Implement Sheds
By K. J. T. Ekblaw
A very fair indication of the thrift and general prosperity of a farmer is the method he employs in caring for his tools. Shiftlessness, waste, lack of energy, constant buying and heavy burdens of debt will accompany poor care. Good care is an indication of shrewdness, business ability, long-lived machinery, comfortable bank balances and the assurance of a peaceful, prosperous future.
To the progressive man, figures speak more forcibly than does the most persuasive lecturer on economic topics. The report of the United States Census for 1910 contains some figures that bear a distinct message to the farmers of the country. In 1900 the value of all farm property in the shape of farm implements and machinery was $749,775,970; in 1910 this same value had increased to $1,265,149,783, representing an increase of 68.7 per cent. This increase can be ascribed mainly to increased quantity rather than to higher prices, for the increase in price of farm machinery has been comparatively slight. It means that the farmers are realizing the benefits to be derived from the use of labor-saving machinery. In 1900 the acreage of improved land in farms was 414,498,487; in 1910 this became 478,451,750, an increase of only 15.4 per cent. These figures may be a little more significant if expressed in the following way: In 1900 there was $1.80 worth of machinery for each acre of improved farm land; in 1910 this had increased to $2.65, or an increase of over 47 per cent.
These figures will immediately indicate an opportunity for the furtherance of economic agriculture. With so much capital invested in equipment, the American farmer would certainly be a very bad business man indeed if he did not take some means of protecting this equipment to reduce depreciation and to increase its length of life. The question has sometimes been asked, does it pay to house farm machinery? Is it not a better practice not to give any special care to the machinery but use it as long as it will run without care then buy newer and more up-to-date equipment?

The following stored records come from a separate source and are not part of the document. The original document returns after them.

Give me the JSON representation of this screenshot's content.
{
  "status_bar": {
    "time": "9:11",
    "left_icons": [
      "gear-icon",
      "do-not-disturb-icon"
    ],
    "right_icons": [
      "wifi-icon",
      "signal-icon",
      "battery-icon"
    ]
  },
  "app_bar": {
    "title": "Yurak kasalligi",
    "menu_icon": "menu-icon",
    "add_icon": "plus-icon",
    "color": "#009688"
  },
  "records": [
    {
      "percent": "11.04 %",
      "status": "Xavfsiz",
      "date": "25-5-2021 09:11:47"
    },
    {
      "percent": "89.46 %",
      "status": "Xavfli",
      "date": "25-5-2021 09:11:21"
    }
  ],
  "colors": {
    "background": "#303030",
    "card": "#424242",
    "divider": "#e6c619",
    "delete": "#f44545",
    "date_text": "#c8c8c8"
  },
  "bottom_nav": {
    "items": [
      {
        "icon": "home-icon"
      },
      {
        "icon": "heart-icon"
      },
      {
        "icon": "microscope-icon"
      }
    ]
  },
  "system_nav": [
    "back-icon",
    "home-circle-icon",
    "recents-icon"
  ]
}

The situation bears some consideration. According to Census figures, the average investment per farm in farm machinery is almost exactly $200. This, however, is the case when every sort of farm is included, and since the Census Bureau’s definition of a farm is extremely liberal it would not be practical for our purposes. A fair estimate of the average value of farm machinery on a farm is $1,000. No reliable figures are available to indicate the rate of depreciation of farm machinery; one farmer will take excellent care of his binder and it may do service for twenty or twenty-five years, while another farmer will leave his binder in the middle of the field where the last stalk of grain was cut, and it would be surprising if his machine could operate satisfactorily for more than five seasons. To take ten years as the average life of farm machinery is certainly to be considered conservative.
Most farm machines are well and substantially constructed and will render satisfactory and efficient service with slight repairs for a much longer term of years than the average which has just been given. It is entirely safe to assume that the average length of efficient service can be increased to fifteen years providing proper care is given. It is almost equally safe to assume that the average life of uncared-for machinery will not be much more than five years.
The farmer who has a thousand dollars worth of machinery to which he gives no care and attention will then have an annual reduction in value of $200, besides his interest charge of $60 on his investment or a total debit of $260. The farmer who properly houses his machinery will have an annual deduction of $66.66 for depreciation and the same interest charge of $60. He will have, in addition, an annual charge of $25 for interest and depreciation on his building if it cost $250, or a total of $151.66, which is $108.34 less than that of his improvident neighbor. The careful farmer then may consider that he has in his implement house an investment representing over $1,800 as shown by the saving it brings him; as a simple implement shed can be built for $250, a net profit of an interest-paying $1,550 remains. Putting the problem in another way, on many farms the savings on machinery will pay for a shed in two or three years.